= Dimitrios Talaganis =

Greek artist (1945–2021)

Dimitrios Talaganis (Δημήτριος Ταλαγάνης; 1945 – 15 April 2021) was a Greek artist, architect, poet and urban planner.

==Biography==
He was born in Tripoli, Greece, in 1945 and lived in Arcadia during his childhood; he then moved to Athens, where he lived until 1964. He studied on a scholarship at the Moscow Architectural Institute and in 1971, received a diploma and a master's degree in architecture. He also received the first prize for the design of the New Lenin Museum. This design was exhibited for a year at the Exhibition of Achievements of Soviet Technology and Science, where it won the gold medal. In 1970 he was also awarded at the OSAKA EXPO 1970 World Exhibition for the design of a city of 40,000 inhabitants. In 1971, he carried out a study of the exploitation of the Falirikos Bay, where he proposed the construction of the New Athenian Theatre.

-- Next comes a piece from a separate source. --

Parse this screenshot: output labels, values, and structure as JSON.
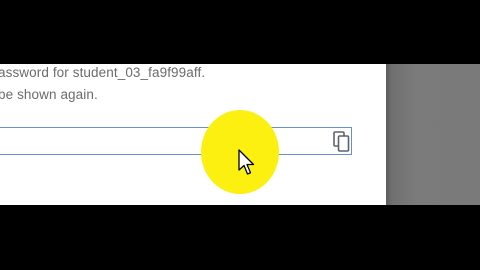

In 1971, he also began to paint. His first painting exhibition was at the salon d'automne of the Grand Palais des Champs Élysées in Paris in 1973. This work was inspired by Giorgos Seferis. He collaborated with the French writer and director Jacques Lacarrière to stage the play Romiosyne by Yannis Ritsos. There was also an exhibition of his works in 1974 at the Foyer Royal de l'Odéon. In August 1974, he returned to Greece, where he continued to work as an architect. He also began to exhibit his works in various exhibitions in Greece. In 1987, he exhibited his works at the Tokyo Metropolitan Museum.

In 1998, he contested the mayoralty of Tripoli, when he was elected deputy mayor of culture.

==Death==
Talaganis died from COVID-19 on 15 April 2021, aged 76, at a hospital in Athens, where he was hospitalized for a month during the COVID-19 pandemic in Greece.